Mais cette réforme devait passer par l’adoption d’un nouveau code minier. Ce pas a été franchi en août 2023 après que le chef de l’Etat, Assimi Goita a promulgué le nouveau code qui devrait permettre au Mali de prendre jusqu’à 30% de participation dans les nouveaux projets miniers, contre 20% selon l’ancien code. Mais «il ne s’agit pas de faire des textes, mais veiller à ce que ces textes soient appliqués» avertit Mamadou Keïta.

L’or n’est pas qu’une histoire d’argent

Au-delà des chiffres et des pourcentages, l’or est aussi des histoires humaines, pas toujours heureuses. «Le pays compte environ 2 millions de chercheurs d’or opérant dans quelque 300 sites d’exploitation artisanale», déclarait en août dernier Karim Berthé, de la Direction nationale de la géologie et des mines à la suite de l’effondrement d’une mine clandestine tuant 70 personnes.

C’est à cette frange de la société malienne pour laquelle «l’or ne brille pas» que Aboubacrine Ag Akilini, s’est intéressé: «c’est un secteur assez mystique dans lequel ce n’est pas tout le monde qui doit savoir ou s’impliquer.
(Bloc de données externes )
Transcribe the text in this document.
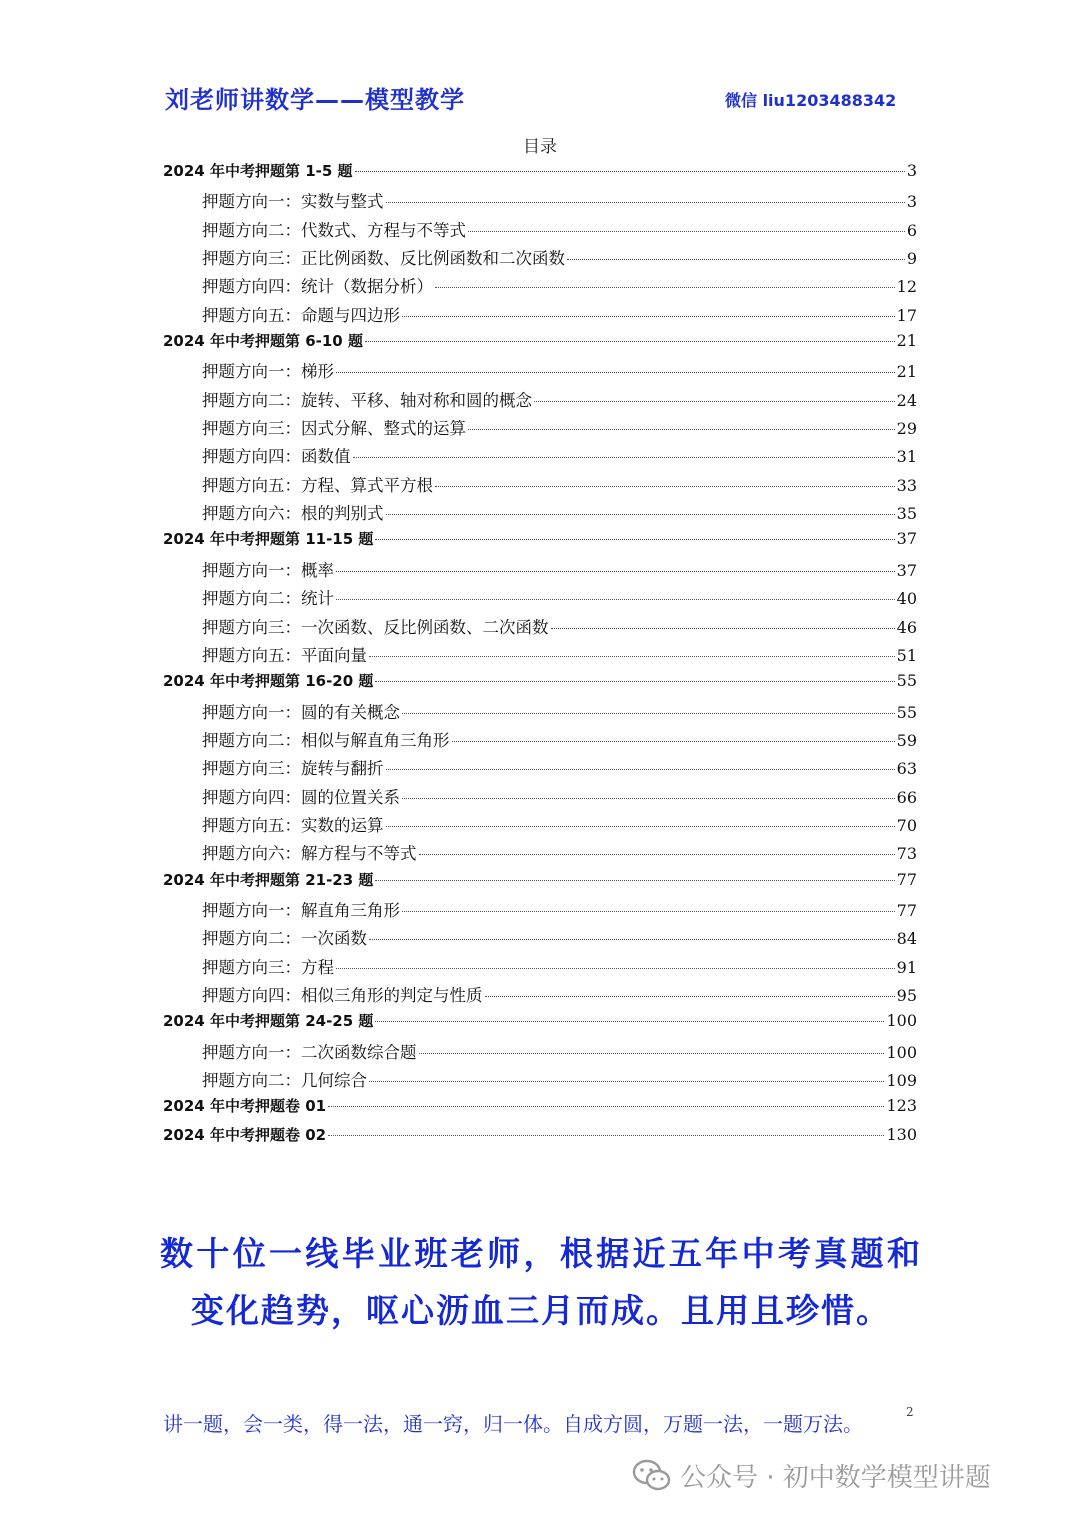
刘老师讲数学——模型教学	微信 liu1203488342
目录
2024 年中考押题第 1-5 题	3
押题方向一：实数与整式	3
押题方向二：代数式、方程与不等式	6
押题方向三：正比例函数、反比例函数和二次函数	9
押题方向四：统计（数据分析）	12
押题方向五：命题与四边形	17
2024 年中考押题第 6-10 题	21
押题方向一：梯形	21
押题方向二：旋转、平移、轴对称和圆的概念	24
押题方向三：因式分解、整式的运算	29
押题方向四：函数值	31
押题方向五：方程、算式平方根	33
押题方向六：根的判别式	35
2024 年中考押题第 11-15 题	37
押题方向一：概率	37
押题方向二：统计	40
押题方向三：一次函数、反比例函数、二次函数	46
押题方向五：平面向量	51
2024 年中考押题第 16-20 题	55
押题方向一：圆的有关概念	55
押题方向二：相似与解直角三角形	59
押题方向三：旋转与翻折	63
押题方向四：圆的位置关系	66
押题方向五：实数的运算	70
押题方向六：解方程与不等式	73
2024 年中考押题第 21-23 题	77
押题方向一：解直角三角形	77
押题方向二：一次函数	84
押题方向三：方程	91
押题方向四：相似三角形的判定与性质	95
2024 年中考押题第 24-25 题	100
押题方向一：二次函数综合题	100
押题方向二：几何综合	109
2024 年中考押题卷 01	123
2024 年中考押题卷 02	130
数十位一线毕业班老师，根据近五年中考真题和变化趋势，呕心沥血三月而成。且用且珍惜。
讲一题，会一类，得一法，通一窍，归一体。自成方圆，万题一法，一题万法。	2
公众号 · 初中数学模型讲题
Aujourd’hui, nous avons pris conscience qu’il s’agit de nos populations, de nos terres qui sont dégradées sans que l’on sache à quelles fins. Des populations n’ont plus de terres cultivables sans qu’elles sachent à qui ça profite. Ça nous attriste» a regretté ce participant au forum. Cet intérêt pour les laissés-pour-compte s’explique car au mali, l‘exploitation artisanale de l’or produit environ 30 tonnes d’or par an et représente 6% de la production annuelle d’or du pays, activité qui occupe 2 millions de personnes.

Les intervenants «À la Une» sont unanimes, si l’or représente un formidable levier de développement pour le Mali, des réformes d’envergure dans la gouvernance, le cadre juridique et la négociation des contrats sont requises pour transformer durablement cette richesse naturelle en prospérité partagée.

La voix de la société civile et des communautés locales impactées doit également être entendue et intégrée dans les processus décisionnels. Seule une concertation inclusive permettra d’assurer une répartition équitable des retombées socio-économiques positives et de prévenir les conflits.

Si l’or constitue un atout économique considérable, le Mali ne peut se reposer uniquement sur cette ressource non-renouvelable. Une stratégie de diversification des moteurs de croissance et de développement des secteurs productifs non miniers doit être menée en parallèle pour préparer l’après-mine. Par ailleurs, une partie substantielle des revenus aurifères doit être investie dans le capital humain, les infrastructures et la transition vers une économie verte et résiliente aux changements climatiques.